只是抬頭一看,高堂的位子端坐著神色略顯不快的蘇長亭,他身邊的位子居然是空的,都快出門了還擺架子,難怪蘇長亭不快了,眼看吉時快過,蘇子軒沉著地讓人請求親娘的牌位,置于空位。
張靜芸不來又何妨,照樣拜別爹娘。
「等一下,我還沒入座呢!」故意穿了一身白的張靜芸只在頭上插了一朵大紅珠花,她是來讓人不舒坦的,但是看到座位上的元配牌位,她頓時臉一黑,陰沉地難看。
「一旁站著去,先給元配行妾禮,再站在雲姨娘、羅姨娘、杜姨娘那邊。
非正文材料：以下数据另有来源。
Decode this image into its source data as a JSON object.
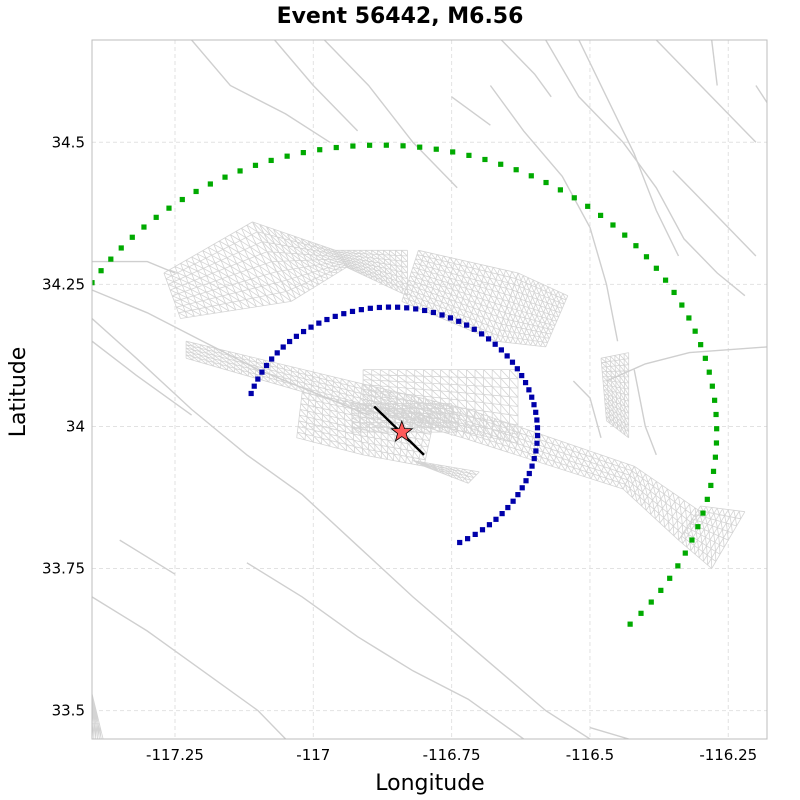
{
  "chart_data": {
    "type": "scatter",
    "title": "Event 56442, M6.56",
    "xlabel": "Longitude",
    "ylabel": "Latitude",
    "xlim": [
      -117.4,
      -116.18
    ],
    "ylim": [
      33.45,
      34.68
    ],
    "x_ticks": [
      -117.25,
      -117,
      -116.75,
      -116.5,
      -116.25
    ],
    "x_tick_labels": [
      "-117.25",
      "-117",
      "-116.75",
      "-116.5",
      "-116.25"
    ],
    "y_ticks": [
      33.5,
      33.75,
      34,
      34.25,
      34.5
    ],
    "y_tick_labels": [
      "33.5",
      "33.75",
      "34",
      "34.25",
      "34.5"
    ],
    "grid": true,
    "legend": "none",
    "colors": {
      "inner_arc": "#0000aa",
      "outer_arc": "#00aa00",
      "faults": "#cfcfcf",
      "epicenter": "#ff5a5a",
      "rupture_trace": "#000000"
    },
    "series": [
      {
        "color": "#0000aa",
        "marker": "square",
        "arc": {
          "center": [
            -116.86,
            33.99
          ],
          "radius_deg": 0.22,
          "start_angle_deg": 162,
          "end_angle_deg": -62,
          "points": 64
        }
      },
      {
        "color": "#00aa00",
        "marker": "square",
        "arc": {
          "center": [
            -116.88,
            33.99
          ],
          "radius_deg": 0.505,
          "start_angle_deg": 160,
          "end_angle_deg": -42,
          "points": 72
        }
      }
    ],
    "epicenter": {
      "lon": -116.84,
      "lat": 33.99,
      "marker": "star"
    },
    "rupture_trace": [
      [
        -116.89,
        34.035
      ],
      [
        -116.8,
        33.95
      ]
    ],
    "fault_traces": [
      [
        [
          -117.22,
          34.68
        ],
        [
          -117.15,
          34.6
        ],
        [
          -117.05,
          34.55
        ],
        [
          -116.97,
          34.5
        ]
      ],
      [
        [
          -117.07,
          34.68
        ],
        [
          -117.0,
          34.6
        ],
        [
          -116.92,
          34.52
        ]
      ],
      [
        [
          -116.98,
          34.68
        ],
        [
          -116.9,
          34.6
        ],
        [
          -116.82,
          34.5
        ],
        [
          -116.74,
          34.42
        ]
      ],
      [
        [
          -116.68,
          34.6
        ],
        [
          -116.62,
          34.52
        ],
        [
          -116.55,
          34.44
        ],
        [
          -116.5,
          34.35
        ],
        [
          -116.47,
          34.25
        ],
        [
          -116.45,
          34.15
        ]
      ],
      [
        [
          -116.58,
          34.68
        ],
        [
          -116.52,
          34.58
        ],
        [
          -116.44,
          34.5
        ],
        [
          -116.38,
          34.42
        ],
        [
          -116.33,
          34.33
        ],
        [
          -116.27,
          34.27
        ],
        [
          -116.22,
          34.23
        ]
      ],
      [
        [
          -116.52,
          34.68
        ],
        [
          -116.47,
          34.58
        ],
        [
          -116.42,
          34.48
        ],
        [
          -116.38,
          34.38
        ],
        [
          -116.34,
          34.3
        ]
      ],
      [
        [
          -116.38,
          34.68
        ],
        [
          -116.3,
          34.6
        ],
        [
          -116.2,
          34.5
        ]
      ],
      [
        [
          -116.28,
          34.68
        ],
        [
          -116.27,
          34.6
        ]
      ],
      [
        [
          -116.2,
          34.6
        ],
        [
          -116.18,
          34.57
        ]
      ],
      [
        [
          -116.35,
          34.45
        ],
        [
          -116.28,
          34.38
        ],
        [
          -116.2,
          34.3
        ]
      ],
      [
        [
          -116.47,
          34.08
        ],
        [
          -116.4,
          34.11
        ],
        [
          -116.32,
          34.13
        ],
        [
          -116.18,
          34.14
        ]
      ],
      [
        [
          -116.53,
          34.08
        ],
        [
          -116.5,
          34.05
        ],
        [
          -116.48,
          33.98
        ]
      ],
      [
        [
          -116.42,
          34.1
        ],
        [
          -116.4,
          34.0
        ],
        [
          -116.38,
          33.95
        ]
      ],
      [
        [
          -116.66,
          34.68
        ],
        [
          -116.6,
          34.62
        ],
        [
          -116.57,
          34.58
        ]
      ],
      [
        [
          -116.75,
          34.58
        ],
        [
          -116.68,
          34.53
        ]
      ],
      [
        [
          -117.4,
          34.29
        ],
        [
          -117.3,
          34.29
        ],
        [
          -117.25,
          34.27
        ]
      ],
      [
        [
          -117.4,
          34.24
        ],
        [
          -117.3,
          34.2
        ],
        [
          -117.2,
          34.15
        ],
        [
          -117.1,
          34.1
        ],
        [
          -117.0,
          34.06
        ],
        [
          -116.9,
          34.02
        ]
      ],
      [
        [
          -117.4,
          34.19
        ],
        [
          -117.32,
          34.12
        ],
        [
          -117.22,
          34.03
        ],
        [
          -117.12,
          33.95
        ],
        [
          -117.02,
          33.88
        ],
        [
          -116.92,
          33.79
        ],
        [
          -116.82,
          33.7
        ],
        [
          -116.7,
          33.6
        ],
        [
          -116.58,
          33.5
        ],
        [
          -116.5,
          33.45
        ]
      ],
      [
        [
          -117.4,
          34.15
        ],
        [
          -117.32,
          34.09
        ],
        [
          -117.22,
          34.02
        ]
      ],
      [
        [
          -117.4,
          33.7
        ],
        [
          -117.3,
          33.64
        ],
        [
          -117.2,
          33.57
        ],
        [
          -117.1,
          33.5
        ],
        [
          -117.05,
          33.45
        ]
      ],
      [
        [
          -117.35,
          33.8
        ],
        [
          -117.25,
          33.74
        ]
      ],
      [
        [
          -117.12,
          33.76
        ],
        [
          -117.02,
          33.7
        ],
        [
          -116.92,
          33.63
        ],
        [
          -116.82,
          33.57
        ],
        [
          -116.72,
          33.52
        ],
        [
          -116.62,
          33.45
        ]
      ],
      [
        [
          -116.5,
          33.47
        ],
        [
          -116.43,
          33.45
        ]
      ]
    ],
    "fault_meshes": [
      {
        "corners": [
          [
            -117.27,
            34.27
          ],
          [
            -117.11,
            34.36
          ],
          [
            -117.04,
            34.22
          ],
          [
            -117.24,
            34.19
          ]
        ],
        "rows": 8,
        "cols": 16
      },
      {
        "corners": [
          [
            -117.11,
            34.36
          ],
          [
            -116.96,
            34.31
          ],
          [
            -116.94,
            34.28
          ],
          [
            -117.04,
            34.22
          ]
        ],
        "rows": 8,
        "cols": 12
      },
      {
        "corners": [
          [
            -116.96,
            34.31
          ],
          [
            -116.83,
            34.31
          ],
          [
            -116.83,
            34.23
          ],
          [
            -116.94,
            34.28
          ]
        ],
        "rows": 8,
        "cols": 12
      },
      {
        "corners": [
          [
            -116.81,
            34.31
          ],
          [
            -116.63,
            34.27
          ],
          [
            -116.67,
            34.15
          ],
          [
            -116.84,
            34.22
          ]
        ],
        "rows": 12,
        "cols": 16
      },
      {
        "corners": [
          [
            -116.63,
            34.27
          ],
          [
            -116.54,
            34.23
          ],
          [
            -116.58,
            34.14
          ],
          [
            -116.67,
            34.15
          ]
        ],
        "rows": 12,
        "cols": 10
      },
      {
        "corners": [
          [
            -116.48,
            34.12
          ],
          [
            -116.43,
            34.13
          ],
          [
            -116.43,
            33.98
          ],
          [
            -116.47,
            34.01
          ]
        ],
        "rows": 14,
        "cols": 6
      },
      {
        "corners": [
          [
            -117.23,
            34.15
          ],
          [
            -116.72,
            34.03
          ],
          [
            -116.73,
            33.98
          ],
          [
            -117.23,
            34.12
          ]
        ],
        "rows": 5,
        "cols": 40
      },
      {
        "corners": [
          [
            -116.72,
            34.03
          ],
          [
            -116.42,
            33.93
          ],
          [
            -116.44,
            33.89
          ],
          [
            -116.73,
            33.98
          ]
        ],
        "rows": 5,
        "cols": 25
      },
      {
        "corners": [
          [
            -116.42,
            33.93
          ],
          [
            -116.3,
            33.85
          ],
          [
            -116.34,
            33.8
          ],
          [
            -116.44,
            33.89
          ]
        ],
        "rows": 5,
        "cols": 12
      },
      {
        "corners": [
          [
            -116.3,
            33.86
          ],
          [
            -116.22,
            33.85
          ],
          [
            -116.28,
            33.75
          ],
          [
            -116.34,
            33.8
          ]
        ],
        "rows": 8,
        "cols": 8
      },
      {
        "corners": [
          [
            -116.91,
            34.1
          ],
          [
            -116.63,
            34.1
          ],
          [
            -116.63,
            33.97
          ],
          [
            -116.91,
            34.03
          ]
        ],
        "rows": 8,
        "cols": 18
      },
      {
        "corners": [
          [
            -116.93,
            34.04
          ],
          [
            -116.75,
            34.04
          ],
          [
            -116.74,
            33.99
          ],
          [
            -116.93,
            33.99
          ]
        ],
        "rows": 6,
        "cols": 12
      },
      {
        "corners": [
          [
            -117.02,
            34.06
          ],
          [
            -116.92,
            34.04
          ],
          [
            -116.91,
            33.95
          ],
          [
            -117.03,
            33.98
          ]
        ],
        "rows": 8,
        "cols": 8
      },
      {
        "corners": [
          [
            -116.92,
            34.04
          ],
          [
            -116.78,
            34.02
          ],
          [
            -116.8,
            33.93
          ],
          [
            -116.91,
            33.95
          ]
        ],
        "rows": 8,
        "cols": 10
      },
      {
        "corners": [
          [
            -116.82,
            33.94
          ],
          [
            -116.7,
            33.92
          ],
          [
            -116.72,
            33.9
          ],
          [
            -116.8,
            33.93
          ]
        ],
        "rows": 4,
        "cols": 8
      },
      {
        "corners": [
          [
            -117.4,
            33.53
          ],
          [
            -117.38,
            33.45
          ],
          [
            -117.4,
            33.45
          ],
          [
            -117.4,
            33.53
          ]
        ],
        "rows": 6,
        "cols": 3
      }
    ]
  }
}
」蘇長亭冷著聲音命令。
「什麼,行妾禮……」他居然、居然半點面子也不給她,眾目睽睽之下要她向元配行禮,把她視為婢妾之流,讓她丟盡顏面。
在眾人的目光下,張靜芸屈辱地向牌位福身,而後難堪的站到小妾之首的位置,不知是誰有意發出一聲嗤笑,她漲紅的臉更是紅得要滴血,幾乎站不住的想逃開。
蘇子軒慢慢地放下妹妹,讓她跪在蒲團上,另一個蒲團跪的是身著紅色喜袍的歐陽無恕,兩人齊齊磕頭,感謝父母的生養之恩。
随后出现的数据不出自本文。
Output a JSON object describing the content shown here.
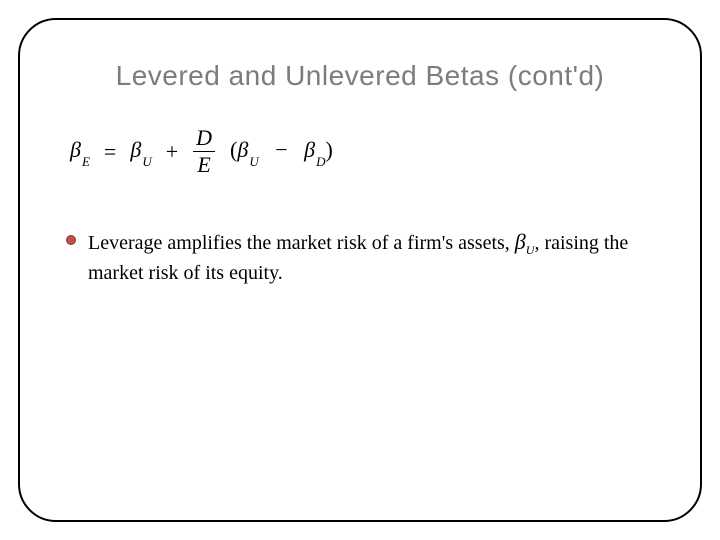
{
  "slide": {
    "title": "Levered and Unlevered Betas (cont'd)",
    "equation": {
      "lhs_var": "β",
      "lhs_sub": "E",
      "eq": "=",
      "term1_var": "β",
      "term1_sub": "U",
      "plus": "+",
      "frac_num": "D",
      "frac_den": "E",
      "lparen": "(",
      "term2_var": "β",
      "term2_sub": "U",
      "minus": "−",
      "term3_var": "β",
      "term3_sub": "D",
      "rparen": ")"
    },
    "bullet": {
      "text_before": "Leverage amplifies the market risk of a firm's assets, ",
      "beta_symbol": "β",
      "beta_sub": "U",
      "text_after": ", raising the market risk of its equity."
    }
  },
  "style": {
    "title_color": "#7c7c7c",
    "title_fontsize": 28,
    "bullet_color": "#c0504d",
    "bullet_border": "#8a3a38",
    "frame_border_color": "#000000",
    "frame_radius": 38,
    "body_fontsize": 20,
    "equation_fontsize": 22
  }
}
一禮畢,正要起,走近的蘇子軒才要低背,嫁衣紅似火的妹妹已被人攔腰抱起,他連忙伸手一攔,「于禮不合。」
霸氣的新郎官將人頂開。「我抱我自己的女人哪里于禮不合了,我就是理,別以為你長得像她就能踫她。」
喜帕下的蘇子晴吃吃發笑,小聲的說︰「小氣鬼,這醋吃得太沒道理,你連大舅子也吃味。」
歐陽無恕的響應是雙臂收緊,她立刻不敢再笑出聲。
「我說好了要背她上花轎。」蘇子軒堅持。
「我抱她也一樣。」歐陽無恕不退讓。
兩人像斗牛般僵持了一下,喜娘出面說了一句吉時快到了,不甘心的蘇子軒沉著臉退開,任由歐陽無恕得意。
「等一下,我想和母親說幾句話。」蘇子晴扯扯抱著她的男人袖子,準備給人最後一擊。
「她?」還有什麼好說的。
「我總要讓她知道何謂‘多行不義必自斃’。」她猖狂太久了,總以為元配子女是軟柿子,任她揉捏。
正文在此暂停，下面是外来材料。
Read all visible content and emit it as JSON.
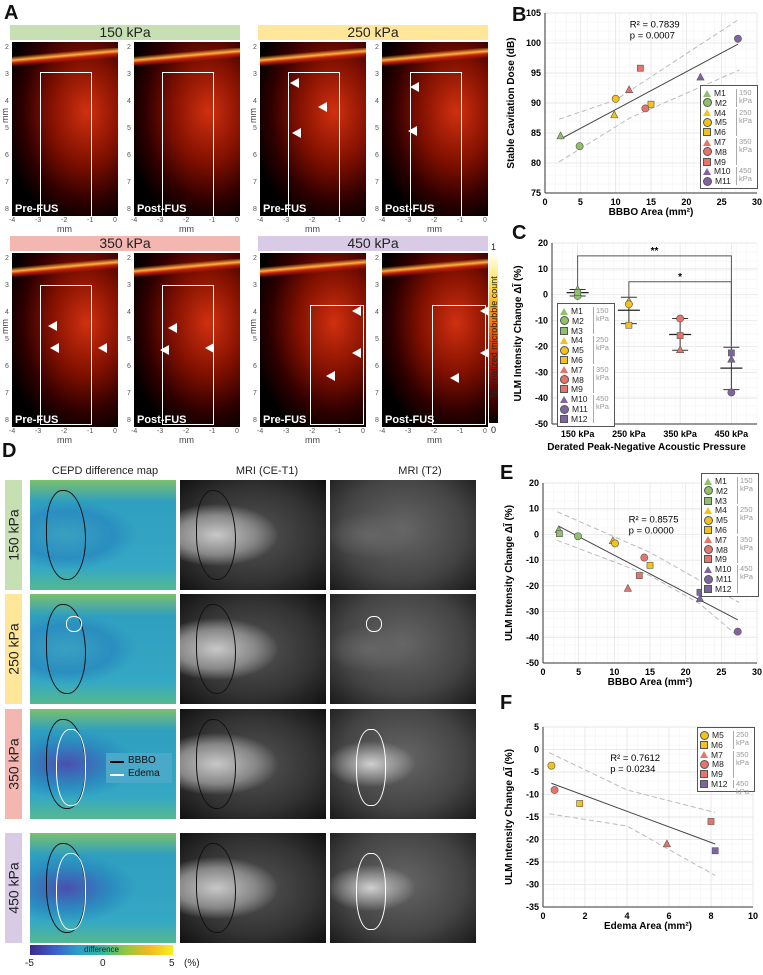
{
  "panel_labels": {
    "a": "A",
    "b": "B",
    "c": "C",
    "d": "D",
    "e": "E",
    "f": "F"
  },
  "colors": {
    "p150": "#8fc06a",
    "p250": "#f2c318",
    "p350": "#e8736a",
    "p450": "#8064a2",
    "h150": "#c6e0b4",
    "h250": "#ffe699",
    "h350": "#f4b6b0",
    "h450": "#d9cbe6"
  },
  "panel_a": {
    "groups": [
      {
        "pressure": "150 kPa",
        "images": [
          "Pre-FUS",
          "Post-FUS"
        ]
      },
      {
        "pressure": "250 kPa",
        "images": [
          "Pre-FUS",
          "Post-FUS"
        ]
      },
      {
        "pressure": "350 kPa",
        "images": [
          "Pre-FUS",
          "Post-FUS"
        ]
      },
      {
        "pressure": "450 kPa",
        "images": [
          "Pre-FUS",
          "Post-FUS"
        ]
      }
    ],
    "y_ticks": [
      "2",
      "3",
      "4",
      "5",
      "6",
      "7",
      "8"
    ],
    "x_ticks": [
      "-4",
      "-3",
      "-2",
      "-1",
      "0"
    ],
    "axis_unit": "mm",
    "colorbar": {
      "label": "Normalized microbubble count",
      "max": "1",
      "min": "0"
    }
  },
  "panel_d": {
    "columns": [
      "CEPD difference map",
      "MRI (CE-T1)",
      "MRI (T2)"
    ],
    "rows": [
      "150 kPa",
      "250 kPa",
      "350 kPa",
      "450 kPa"
    ],
    "legend": [
      {
        "label": "BBBO",
        "color": "#000000"
      },
      {
        "label": "Edema",
        "color": "#ffffff"
      }
    ],
    "colorbar": {
      "label": "difference",
      "min": "-5",
      "mid": "0",
      "max": "5",
      "unit": "(%)"
    }
  },
  "legend_groups": {
    "g150": "150 kPa",
    "g250": "250 kPa",
    "g350": "350 kPa",
    "g450": "450 kPa"
  },
  "chart_data": [
    {
      "id": "B",
      "type": "scatter",
      "xlabel": "BBBO Area (mm²)",
      "ylabel": "Stable Cavitation Dose (dB)",
      "xlim": [
        0,
        30
      ],
      "ylim": [
        75,
        105
      ],
      "xticks": [
        0,
        5,
        10,
        15,
        20,
        25,
        30
      ],
      "yticks": [
        75,
        80,
        85,
        90,
        95,
        100,
        105
      ],
      "grid": true,
      "annotation": [
        "R² = 0.7839",
        "p = 0.0007"
      ],
      "legend": "right",
      "points": [
        {
          "label": "M1",
          "x": 2.2,
          "y": 84.5,
          "shape": "triangle",
          "group": "150"
        },
        {
          "label": "M2",
          "x": 4.9,
          "y": 82.8,
          "shape": "circle",
          "group": "150"
        },
        {
          "label": "M4",
          "x": 9.8,
          "y": 88.0,
          "shape": "triangle",
          "group": "250"
        },
        {
          "label": "M5",
          "x": 10.0,
          "y": 90.7,
          "shape": "circle",
          "group": "250"
        },
        {
          "label": "M6",
          "x": 15.0,
          "y": 89.8,
          "shape": "square",
          "group": "250"
        },
        {
          "label": "M7",
          "x": 11.9,
          "y": 92.2,
          "shape": "triangle",
          "group": "350"
        },
        {
          "label": "M8",
          "x": 14.2,
          "y": 89.1,
          "shape": "circle",
          "group": "350"
        },
        {
          "label": "M9",
          "x": 13.5,
          "y": 95.8,
          "shape": "square",
          "group": "350"
        },
        {
          "label": "M10",
          "x": 22.0,
          "y": 94.3,
          "shape": "triangle",
          "group": "450"
        },
        {
          "label": "M11",
          "x": 27.3,
          "y": 100.7,
          "shape": "circle",
          "group": "450"
        }
      ],
      "fit": [
        [
          2.2,
          84.0
        ],
        [
          27.3,
          99.8
        ]
      ],
      "ci_upper": [
        [
          2,
          87.3
        ],
        [
          10,
          90.5
        ],
        [
          27.5,
          104
        ]
      ],
      "ci_lower": [
        [
          2,
          80.2
        ],
        [
          12,
          87.5
        ],
        [
          27.5,
          95.5
        ]
      ]
    },
    {
      "id": "C",
      "type": "scatter",
      "xlabel": "Derated Peak-Negative Acoustic Pressure",
      "ylabel": "ULM Intensity Change ΔĨ (%)",
      "categories": [
        "150 kPa",
        "250 kPa",
        "350 kPa",
        "450 kPa"
      ],
      "ylim": [
        -50,
        20
      ],
      "yticks": [
        -50,
        -40,
        -30,
        -20,
        -10,
        0,
        10,
        20
      ],
      "grid": true,
      "legend": "inside-left",
      "points": [
        {
          "label": "M1",
          "cat": 0,
          "y": 2.0,
          "shape": "triangle",
          "group": "150"
        },
        {
          "label": "M2",
          "cat": 0,
          "y": -0.5,
          "shape": "circle",
          "group": "150"
        },
        {
          "label": "M3",
          "cat": 0,
          "y": 0.8,
          "shape": "square",
          "group": "150"
        },
        {
          "label": "M4",
          "cat": 1,
          "y": -2.5,
          "shape": "triangle",
          "group": "250"
        },
        {
          "label": "M5",
          "cat": 1,
          "y": -3.7,
          "shape": "circle",
          "group": "250"
        },
        {
          "label": "M6",
          "cat": 1,
          "y": -11.8,
          "shape": "square",
          "group": "250"
        },
        {
          "label": "M7",
          "cat": 2,
          "y": -21.3,
          "shape": "triangle",
          "group": "350"
        },
        {
          "label": "M8",
          "cat": 2,
          "y": -9.2,
          "shape": "circle",
          "group": "350"
        },
        {
          "label": "M9",
          "cat": 2,
          "y": -15.8,
          "shape": "square",
          "group": "350"
        },
        {
          "label": "M10",
          "cat": 3,
          "y": -25.0,
          "shape": "triangle",
          "group": "450"
        },
        {
          "label": "M11",
          "cat": 3,
          "y": -37.8,
          "shape": "circle",
          "group": "450"
        },
        {
          "label": "M12",
          "cat": 3,
          "y": -22.5,
          "shape": "square",
          "group": "450"
        }
      ],
      "means": [
        0.8,
        -6.0,
        -15.4,
        -28.4
      ],
      "errors": [
        [
          2.0,
          -0.5
        ],
        [
          -1.0,
          -11.2
        ],
        [
          -9.2,
          -21.5
        ],
        [
          -20.3,
          -36.7
        ]
      ],
      "significance": [
        {
          "from": 0,
          "to": 3,
          "y": 15,
          "label": "**"
        },
        {
          "from": 1,
          "to": 3,
          "y": 5,
          "label": "*"
        }
      ]
    },
    {
      "id": "E",
      "type": "scatter",
      "xlabel": "BBBO Area (mm²)",
      "ylabel": "ULM Intensity Change ΔĨ (%)",
      "xlim": [
        0,
        30
      ],
      "ylim": [
        -50,
        20
      ],
      "xticks": [
        0,
        5,
        10,
        15,
        20,
        25,
        30
      ],
      "yticks": [
        -50,
        -40,
        -30,
        -20,
        -10,
        0,
        10,
        20
      ],
      "grid": true,
      "annotation": [
        "R² = 0.8575",
        "p = 0.0000"
      ],
      "legend": "top-right",
      "points": [
        {
          "label": "M1",
          "x": 2.2,
          "y": 1.8,
          "shape": "triangle",
          "group": "150"
        },
        {
          "label": "M2",
          "x": 4.9,
          "y": -0.7,
          "shape": "circle",
          "group": "150"
        },
        {
          "label": "M3",
          "x": 2.3,
          "y": 0.3,
          "shape": "square",
          "group": "150"
        },
        {
          "label": "M4",
          "x": 9.8,
          "y": -2.5,
          "shape": "triangle",
          "group": "250"
        },
        {
          "label": "M5",
          "x": 10.1,
          "y": -3.5,
          "shape": "circle",
          "group": "250"
        },
        {
          "label": "M6",
          "x": 15.0,
          "y": -12.0,
          "shape": "square",
          "group": "250"
        },
        {
          "label": "M7",
          "x": 11.9,
          "y": -21.0,
          "shape": "triangle",
          "group": "350"
        },
        {
          "label": "M8",
          "x": 14.2,
          "y": -9.0,
          "shape": "circle",
          "group": "350"
        },
        {
          "label": "M9",
          "x": 13.5,
          "y": -16.0,
          "shape": "square",
          "group": "350"
        },
        {
          "label": "M10",
          "x": 22.0,
          "y": -25.0,
          "shape": "triangle",
          "group": "450"
        },
        {
          "label": "M11",
          "x": 27.3,
          "y": -37.8,
          "shape": "circle",
          "group": "450"
        },
        {
          "label": "M12",
          "x": 22.0,
          "y": -22.5,
          "shape": "square",
          "group": "450"
        }
      ],
      "fit": [
        [
          2.2,
          3.2
        ],
        [
          27.3,
          -33.2
        ]
      ],
      "ci_upper": [
        [
          2,
          8.8
        ],
        [
          15,
          -7
        ],
        [
          27.5,
          -26.5
        ]
      ],
      "ci_lower": [
        [
          2,
          -2.3
        ],
        [
          15,
          -16
        ],
        [
          22,
          -27
        ],
        [
          27.5,
          -40
        ]
      ]
    },
    {
      "id": "F",
      "type": "scatter",
      "xlabel": "Edema Area (mm²)",
      "ylabel": "ULM Intensity Change ΔĨ (%)",
      "xlim": [
        0,
        10
      ],
      "ylim": [
        -35,
        5
      ],
      "xticks": [
        0,
        2,
        4,
        6,
        8,
        10
      ],
      "yticks": [
        -35,
        -30,
        -25,
        -20,
        -15,
        -10,
        -5,
        0,
        5
      ],
      "grid": true,
      "annotation": [
        "R² = 0.7612",
        "p = 0.0234"
      ],
      "legend": "top-right",
      "points": [
        {
          "label": "M5",
          "x": 0.4,
          "y": -3.6,
          "shape": "circle",
          "group": "250"
        },
        {
          "label": "M6",
          "x": 1.75,
          "y": -12.0,
          "shape": "square",
          "group": "250"
        },
        {
          "label": "M7",
          "x": 5.9,
          "y": -21.0,
          "shape": "triangle",
          "group": "350"
        },
        {
          "label": "M8",
          "x": 0.55,
          "y": -9.0,
          "shape": "circle",
          "group": "350"
        },
        {
          "label": "M9",
          "x": 8.0,
          "y": -16.0,
          "shape": "square",
          "group": "350"
        },
        {
          "label": "M12",
          "x": 8.2,
          "y": -22.5,
          "shape": "square",
          "group": "450"
        }
      ],
      "fit": [
        [
          0.4,
          -7.5
        ],
        [
          8.2,
          -21.0
        ]
      ],
      "ci_upper": [
        [
          0.3,
          -0.7
        ],
        [
          4,
          -9
        ],
        [
          8.2,
          -14
        ]
      ],
      "ci_lower": [
        [
          0.3,
          -14.3
        ],
        [
          4,
          -17
        ],
        [
          8.2,
          -28
        ]
      ]
    }
  ]
}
「別說太久,為夫急著拜堂入洞房。」他語氣輕佻,說著令人面紅耳赤的房事,蘇子晴微羞的橫了他一眼,但蓋著喜帕他瞧不見。
一會兒,一臉陰色的張靜芸被丫鬟請了過來,她本想說兩句恐嚇話,威脅繼女把送出去的嫁妝再還回來,但是看到女婿殺氣騰騰的眼神,她話到嘴邊又噎了回去,「要說什麼快說,我還得回佛堂抄經。」